AMMAN — As many refugee students in Jordan completed their first week back at school, the UNHCR, the UN refugee agency, on Thursday released a global report warning about the continued threat of the coronavirus to refugee education.  
 Titled “Coming Together for Refugee Education”, the report urges the international community to take “immediate and bold action” to prevent the potential catastrophic effects of COVID-19 on refugee education, the Jordan News Agency, Petra, reported. 
Jordan, however, is mentioned as one of the countries that continue to lead the way in ensuring that refugees can get an education. 
Included within the national education system, last year 136,000 out of a potential 233,000 school-aged Syrian refugee children were enrolled in formal education and over 200 schools continue to operate a two-shift system. 
“Collectively, there have been many efforts to ensure there is no lost generation such as through the inclusion of so many refugee children in Jordanian public schools,” commented UNHCR Representative in Jordan Dominik Bartsch. 
“With the coronavirus, the start of this school year presents additional challenges, but in education, there remains hope,” he said.
UNHCR Jordan has also recently announced its DAFI Scholarship scheme for refugee students seeking scholarships to begin university this academic year. 
With applications opening on September 6, and funded by the German government and the Said and Asfari Foundations, the DAFI scholarship in Jordan has already provided over 800 refugee students access to higher education since 2007.  
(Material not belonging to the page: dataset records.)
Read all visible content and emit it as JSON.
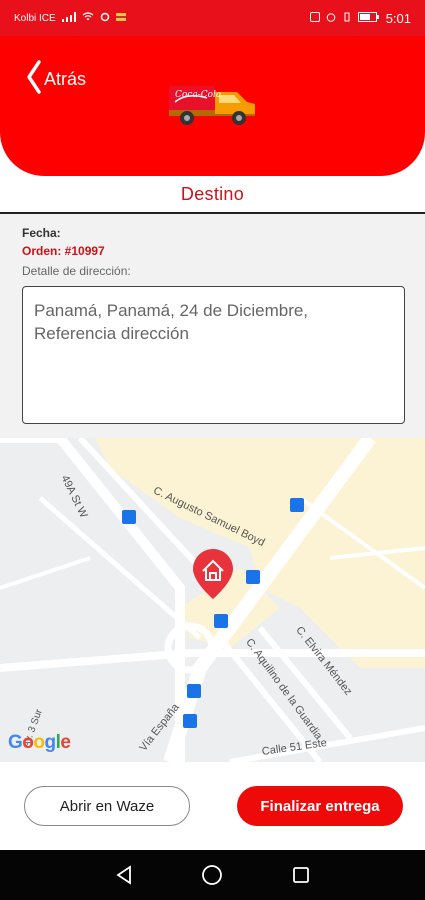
{
  "status_bar": {
    "carrier": "Kolbi ICE",
    "battery": "60",
    "time": "5:01"
  },
  "header": {
    "back_label": "Atrás",
    "truck_brand": "Coca-Cola"
  },
  "destination": {
    "title": "Destino"
  },
  "order": {
    "fecha_label": "Fecha:",
    "orden_label": "Orden: #10997",
    "detalle_label": "Detalle de dirección:",
    "address_text": "Panamá, Panamá, 24 de Diciembre, Referencia dirección"
  },
  "map": {
    "streets": [
      "49A St W",
      "C. Augusto Samuel Boyd",
      "C. Elvira Méndez",
      "C. Aquilino de la Guardia",
      "Vía España",
      "Calle 51 Este",
      "Av. 3 Sur"
    ],
    "logo": "Google"
  },
  "actions": {
    "waze_label": "Abrir en Waze",
    "finish_label": "Finalizar entrega"
  },
  "colors": {
    "brand_red": "#ff0000",
    "accent_red": "#d0101a",
    "map_yellow": "#fbf3d3"
  }
}
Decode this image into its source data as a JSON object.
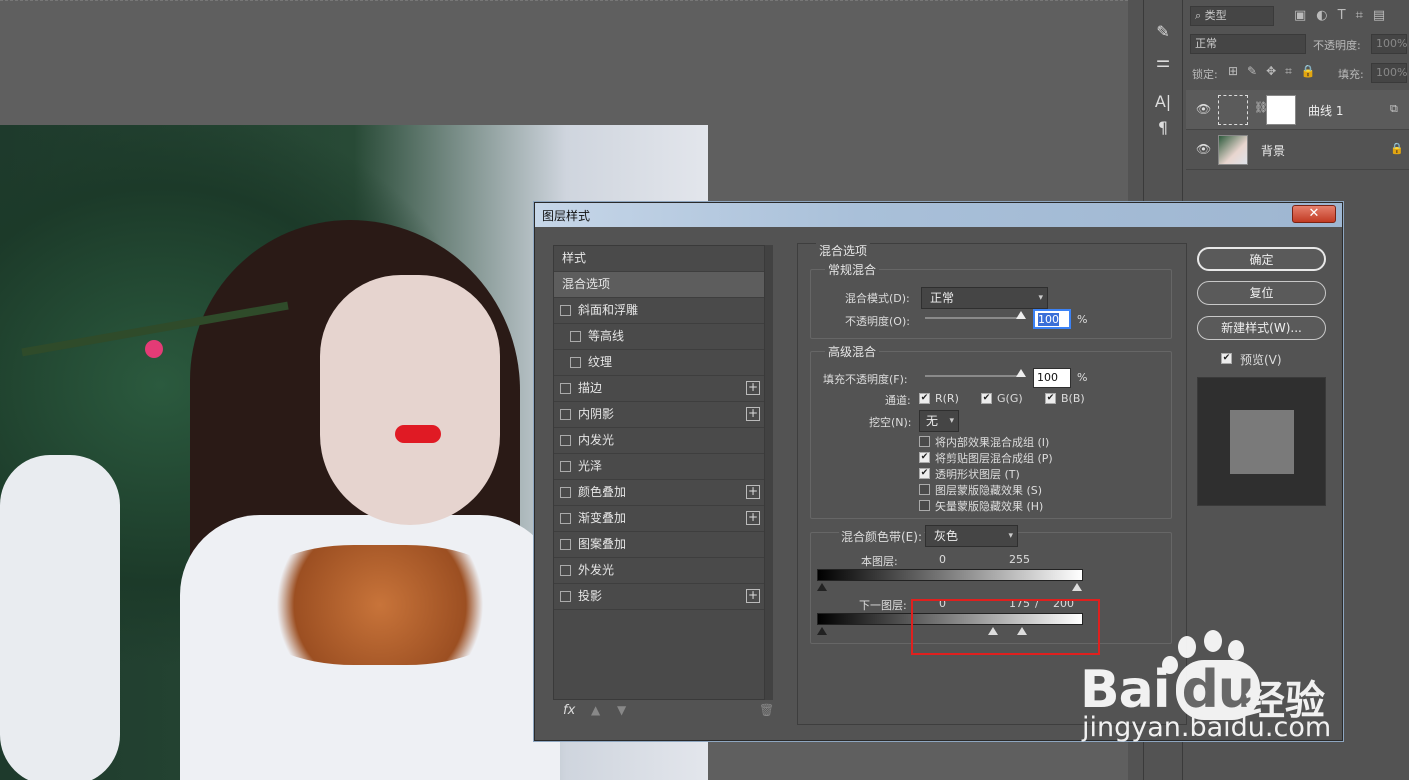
{
  "layers_panel": {
    "filter_kind": "类型",
    "blend_mode": "正常",
    "opacity_label": "不透明度:",
    "opacity_value": "100%",
    "lock_label": "锁定:",
    "fill_label": "填充:",
    "fill_value": "100%",
    "layers": [
      {
        "name": "曲线 1",
        "visible": true,
        "type": "adjustment"
      },
      {
        "name": "背景",
        "visible": true,
        "type": "image",
        "locked": true
      }
    ]
  },
  "dialog": {
    "title": "图层样式",
    "close_label": "✕",
    "sidebar": {
      "header": "样式",
      "items": [
        {
          "label": "混合选项",
          "selected": true,
          "checkbox": false,
          "plus": false
        },
        {
          "label": "斜面和浮雕",
          "checkbox": true,
          "plus": false
        },
        {
          "label": "等高线",
          "checkbox": true,
          "plus": false,
          "indent": true
        },
        {
          "label": "纹理",
          "checkbox": true,
          "plus": false,
          "indent": true
        },
        {
          "label": "描边",
          "checkbox": true,
          "plus": true
        },
        {
          "label": "内阴影",
          "checkbox": true,
          "plus": true
        },
        {
          "label": "内发光",
          "checkbox": true,
          "plus": false
        },
        {
          "label": "光泽",
          "checkbox": true,
          "plus": false
        },
        {
          "label": "颜色叠加",
          "checkbox": true,
          "plus": true
        },
        {
          "label": "渐变叠加",
          "checkbox": true,
          "plus": true
        },
        {
          "label": "图案叠加",
          "checkbox": true,
          "plus": false
        },
        {
          "label": "外发光",
          "checkbox": true,
          "plus": false
        },
        {
          "label": "投影",
          "checkbox": true,
          "plus": true
        }
      ],
      "fx_label": "fx"
    },
    "blend_options": {
      "section_title": "混合选项",
      "general_title": "常规混合",
      "blend_mode_label": "混合模式(D):",
      "blend_mode_value": "正常",
      "opacity_label": "不透明度(O):",
      "opacity_value": "100",
      "percent": "%",
      "advanced_title": "高级混合",
      "fill_opacity_label": "填充不透明度(F):",
      "fill_opacity_value": "100",
      "channels_label": "通道:",
      "channel_r": "R(R)",
      "channel_g": "G(G)",
      "channel_b": "B(B)",
      "knockout_label": "挖空(N):",
      "knockout_value": "无",
      "options": [
        {
          "label": "将内部效果混合成组 (I)",
          "checked": false
        },
        {
          "label": "将剪贴图层混合成组 (P)",
          "checked": true
        },
        {
          "label": "透明形状图层 (T)",
          "checked": true
        },
        {
          "label": "图层蒙版隐藏效果 (S)",
          "checked": false
        },
        {
          "label": "矢量蒙版隐藏效果 (H)",
          "checked": false
        }
      ],
      "blend_if_label": "混合颜色带(E):",
      "blend_if_value": "灰色",
      "this_layer_label": "本图层:",
      "this_layer_low": "0",
      "this_layer_high": "255",
      "underlying_label": "下一图层:",
      "underlying_low": "0",
      "underlying_high_a": "175",
      "underlying_sep": "/",
      "underlying_high_b": "200"
    },
    "buttons": {
      "ok": "确定",
      "reset": "复位",
      "new_style": "新建样式(W)...",
      "preview_label": "预览(V)"
    }
  },
  "watermark": {
    "brand_a": "Bai",
    "brand_b": "du",
    "brand_cn": "经验",
    "url": "jingyan.baidu.com"
  }
}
 The potential of refugee students is huge. This year 1,670 Syrian refugee youth in Jordan passed their Tawjihi (the General Secondary Education Certificate Examination); 154 of whom achieved grades of 95 per cent or higher. But globally only 3 per cent of refugee youth have access to higher education.  
In addition to scholarships, in Jordan, partnerships with universities and higher education institutions have been a key mechanism for increasing the ability of refugee students in Jordan to go to the  university.
This year, partnerships with Al Bayt University, Tafila Technical University, the Hashemite University and Al Ahliyya Amman University, are offering subsidised fees for refugee students rather than having them pay the high cost of the foreigner rate.  
 Adapting to the limitations imposed by COVID19 has been especially tough for 85 per cent of the world’s refugees who live in developing countries. 
Mobile phones, tablets, laptops and Internet connectivity are not readily available. 
In Jordan, an estimated 23 per cent of Syrian refugees have no Internet access at home, while two-thirds rely on limited data packages. 
 “Half of the world’s refugee children were already out of school,” said UN High Commissioner for Refugees Filippo Grandi, commenting on the launch of the UNHCR’s Global Education Report. 
“After everything they have endured, we cannot rob them of their futures by denying them an education today. Despite the enormous challenges posed by the pandemic, with greater international support to refugees and their host communities, we can expand innovative ways to protect the critical gains made in refugee education over the past years.” 
 In Jordan, efforts to support e-learning and innovative education initiatives continue as children return to the classroom through programmes such as the Kolibri platform, which is aligned with the Jordanian curriculum. 
UNHCR Jordan continues to work closely with the Ministries of Education and Higher Education, as well as UNICEF, other UN Agencies and local NGO partners to secure the education and futures of refugee children.